Вот так вдруг и сразу. Готов. Даже счастлив. Да он бы в лепешку расшибся!
И Беркут совсем не был готов к тому, что Аля вот сейчас сделает ноги.
– Вы не ответили!
А она настырная!
Беркут прочистил горло.
– Я решил, что в твоей ситуации, жизненной ситуации, не помешает развеяться. Разве нет?
Аля приподняла брови, опустила и воззрилась пытливо, недоверчиво, с прищуром.
Беркут усмехнулся. Такой она еще больше ему нравилась. Недоступной, неприступной, отстраненной. И одновременно теплой, лакомой. Подобно маленькому, симпатичному ежику, который шипит и тычет в тебя колючками, а тебе безумно хочется нежно погладить пушистый животик зверька. Почесать маленького задиру за ушками. Дать ему жирной сметанки и смотреть как этот чудик уплетает на обе щеки.
Вот именно нечто подобное испытывал Беркут сейчас к Але.
И ему так хотелось ее успокоить… Просто заграбастать в свои лапищи, такую маленькую и хрупкую, и скрыть от мира у себя на груди.

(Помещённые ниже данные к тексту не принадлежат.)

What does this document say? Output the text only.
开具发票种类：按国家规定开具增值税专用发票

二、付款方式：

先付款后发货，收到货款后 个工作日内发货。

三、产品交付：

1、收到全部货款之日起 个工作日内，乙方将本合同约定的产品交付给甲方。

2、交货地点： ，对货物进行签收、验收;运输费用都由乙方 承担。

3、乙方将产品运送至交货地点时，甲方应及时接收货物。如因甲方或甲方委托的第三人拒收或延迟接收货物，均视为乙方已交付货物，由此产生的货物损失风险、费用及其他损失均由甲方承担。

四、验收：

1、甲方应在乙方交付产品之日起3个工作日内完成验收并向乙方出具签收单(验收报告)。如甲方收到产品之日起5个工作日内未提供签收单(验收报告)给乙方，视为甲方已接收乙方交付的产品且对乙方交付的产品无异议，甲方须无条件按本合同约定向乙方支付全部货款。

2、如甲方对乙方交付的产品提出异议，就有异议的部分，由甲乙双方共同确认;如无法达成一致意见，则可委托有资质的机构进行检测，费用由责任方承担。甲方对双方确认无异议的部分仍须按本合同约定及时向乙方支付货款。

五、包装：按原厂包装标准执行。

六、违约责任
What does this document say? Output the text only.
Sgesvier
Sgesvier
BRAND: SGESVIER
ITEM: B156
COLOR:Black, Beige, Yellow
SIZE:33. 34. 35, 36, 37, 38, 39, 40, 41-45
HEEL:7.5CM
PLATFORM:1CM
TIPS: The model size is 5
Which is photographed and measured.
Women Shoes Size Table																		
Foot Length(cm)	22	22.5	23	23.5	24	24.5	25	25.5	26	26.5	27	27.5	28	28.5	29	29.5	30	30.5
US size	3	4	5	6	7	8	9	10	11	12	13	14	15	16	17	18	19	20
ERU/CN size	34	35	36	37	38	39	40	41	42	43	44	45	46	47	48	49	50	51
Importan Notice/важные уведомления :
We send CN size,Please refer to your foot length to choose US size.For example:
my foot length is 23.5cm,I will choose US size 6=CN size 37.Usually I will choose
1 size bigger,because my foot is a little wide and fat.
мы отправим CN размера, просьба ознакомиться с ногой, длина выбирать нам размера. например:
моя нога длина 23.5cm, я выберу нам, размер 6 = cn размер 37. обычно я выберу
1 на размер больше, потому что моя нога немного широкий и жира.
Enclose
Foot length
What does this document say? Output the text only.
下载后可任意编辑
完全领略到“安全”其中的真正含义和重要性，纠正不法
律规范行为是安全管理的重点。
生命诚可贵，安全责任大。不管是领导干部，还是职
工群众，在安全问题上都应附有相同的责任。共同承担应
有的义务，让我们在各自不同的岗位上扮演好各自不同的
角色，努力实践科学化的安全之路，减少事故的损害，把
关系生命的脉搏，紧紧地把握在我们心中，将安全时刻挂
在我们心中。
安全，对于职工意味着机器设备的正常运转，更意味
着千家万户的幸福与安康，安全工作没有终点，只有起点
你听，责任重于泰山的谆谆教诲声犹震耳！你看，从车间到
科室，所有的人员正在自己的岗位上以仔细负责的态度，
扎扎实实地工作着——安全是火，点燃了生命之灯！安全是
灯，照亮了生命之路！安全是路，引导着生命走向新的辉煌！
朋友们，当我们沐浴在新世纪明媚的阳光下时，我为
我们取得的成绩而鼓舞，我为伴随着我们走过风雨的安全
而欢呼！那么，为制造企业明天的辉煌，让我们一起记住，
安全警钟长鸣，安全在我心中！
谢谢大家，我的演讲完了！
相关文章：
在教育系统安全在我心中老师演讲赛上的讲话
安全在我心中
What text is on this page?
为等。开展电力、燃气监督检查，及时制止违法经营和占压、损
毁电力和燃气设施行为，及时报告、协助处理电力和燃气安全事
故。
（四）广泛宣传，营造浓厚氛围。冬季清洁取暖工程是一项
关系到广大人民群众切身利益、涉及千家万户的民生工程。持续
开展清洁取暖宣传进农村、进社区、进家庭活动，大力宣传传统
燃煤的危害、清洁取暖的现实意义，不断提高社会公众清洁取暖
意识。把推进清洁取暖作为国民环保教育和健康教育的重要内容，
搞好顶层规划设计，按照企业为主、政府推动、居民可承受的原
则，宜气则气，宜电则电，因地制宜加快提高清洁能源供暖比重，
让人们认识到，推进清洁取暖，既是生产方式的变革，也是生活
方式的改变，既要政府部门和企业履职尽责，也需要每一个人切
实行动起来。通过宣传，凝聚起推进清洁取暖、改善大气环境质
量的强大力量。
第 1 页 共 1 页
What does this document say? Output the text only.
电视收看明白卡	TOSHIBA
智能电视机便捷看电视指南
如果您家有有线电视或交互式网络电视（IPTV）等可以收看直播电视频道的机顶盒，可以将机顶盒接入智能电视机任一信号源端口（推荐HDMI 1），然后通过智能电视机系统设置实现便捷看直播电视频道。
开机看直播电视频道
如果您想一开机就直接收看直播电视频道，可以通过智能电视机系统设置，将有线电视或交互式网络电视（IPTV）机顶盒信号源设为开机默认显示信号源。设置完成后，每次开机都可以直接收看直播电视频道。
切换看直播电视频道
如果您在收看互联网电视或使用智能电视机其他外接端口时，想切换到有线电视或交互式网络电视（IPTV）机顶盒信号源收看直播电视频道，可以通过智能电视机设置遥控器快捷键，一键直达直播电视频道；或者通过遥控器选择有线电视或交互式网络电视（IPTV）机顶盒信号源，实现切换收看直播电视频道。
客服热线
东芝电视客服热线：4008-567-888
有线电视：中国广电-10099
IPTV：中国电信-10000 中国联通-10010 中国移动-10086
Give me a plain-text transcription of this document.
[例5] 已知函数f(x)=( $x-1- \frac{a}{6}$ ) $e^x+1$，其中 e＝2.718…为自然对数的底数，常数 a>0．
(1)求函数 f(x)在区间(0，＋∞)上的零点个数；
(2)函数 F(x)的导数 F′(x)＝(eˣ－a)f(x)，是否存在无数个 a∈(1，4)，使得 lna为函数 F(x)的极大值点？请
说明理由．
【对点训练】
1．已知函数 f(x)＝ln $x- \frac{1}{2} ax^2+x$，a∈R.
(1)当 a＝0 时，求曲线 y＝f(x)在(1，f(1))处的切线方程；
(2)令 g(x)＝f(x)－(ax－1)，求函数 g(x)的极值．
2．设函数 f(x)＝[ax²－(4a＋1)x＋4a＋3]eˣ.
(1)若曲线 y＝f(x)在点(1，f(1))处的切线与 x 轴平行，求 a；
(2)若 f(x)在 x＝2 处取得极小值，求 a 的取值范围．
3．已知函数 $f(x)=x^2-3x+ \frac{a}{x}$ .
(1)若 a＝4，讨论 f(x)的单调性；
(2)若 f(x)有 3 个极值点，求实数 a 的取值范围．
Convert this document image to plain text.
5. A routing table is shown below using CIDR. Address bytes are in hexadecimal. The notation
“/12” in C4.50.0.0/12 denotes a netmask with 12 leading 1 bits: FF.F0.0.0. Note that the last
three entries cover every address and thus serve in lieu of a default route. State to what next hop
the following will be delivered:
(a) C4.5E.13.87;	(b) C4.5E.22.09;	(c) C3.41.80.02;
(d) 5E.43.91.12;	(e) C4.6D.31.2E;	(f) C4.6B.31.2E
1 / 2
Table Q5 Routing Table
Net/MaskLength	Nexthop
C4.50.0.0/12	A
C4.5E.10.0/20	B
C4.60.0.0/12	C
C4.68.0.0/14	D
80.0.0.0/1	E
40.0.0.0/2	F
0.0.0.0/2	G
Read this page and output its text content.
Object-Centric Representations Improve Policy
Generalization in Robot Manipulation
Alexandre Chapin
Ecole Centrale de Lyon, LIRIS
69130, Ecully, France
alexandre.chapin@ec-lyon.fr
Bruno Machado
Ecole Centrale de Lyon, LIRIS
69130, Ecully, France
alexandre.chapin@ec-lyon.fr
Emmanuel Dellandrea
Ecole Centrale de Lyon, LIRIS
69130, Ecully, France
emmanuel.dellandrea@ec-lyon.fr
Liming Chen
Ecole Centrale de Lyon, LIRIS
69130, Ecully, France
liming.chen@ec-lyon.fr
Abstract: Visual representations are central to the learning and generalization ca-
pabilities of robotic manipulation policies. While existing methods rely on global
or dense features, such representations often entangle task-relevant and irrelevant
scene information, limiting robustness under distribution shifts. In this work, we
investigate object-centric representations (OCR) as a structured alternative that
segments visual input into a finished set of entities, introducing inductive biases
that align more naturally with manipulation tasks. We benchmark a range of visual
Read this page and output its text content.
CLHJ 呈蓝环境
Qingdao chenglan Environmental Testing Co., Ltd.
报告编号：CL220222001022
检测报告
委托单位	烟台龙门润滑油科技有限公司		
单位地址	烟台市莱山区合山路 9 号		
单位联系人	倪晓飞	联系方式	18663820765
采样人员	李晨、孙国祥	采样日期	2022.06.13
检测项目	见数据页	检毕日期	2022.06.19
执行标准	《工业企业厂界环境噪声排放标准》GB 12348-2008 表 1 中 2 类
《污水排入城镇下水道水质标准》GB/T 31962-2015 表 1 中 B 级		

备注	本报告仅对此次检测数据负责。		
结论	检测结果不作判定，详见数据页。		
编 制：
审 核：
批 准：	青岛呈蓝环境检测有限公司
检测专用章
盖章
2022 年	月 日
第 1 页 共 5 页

Мать твою! Как же хотелось!
– Спасибо. Вчера уже развеялась. Больше не надо! Мне хватило до конца жизни, – полыхнула она возмущенным взглядом. – Или вам кажется, что мне мало досталось?
Беркут поморщился. Ну вот как с ней, с такой, договариваться?
Где, в его словах, прозвучало, что он планировал какое-то принуждение? Тем более – «как вчера»?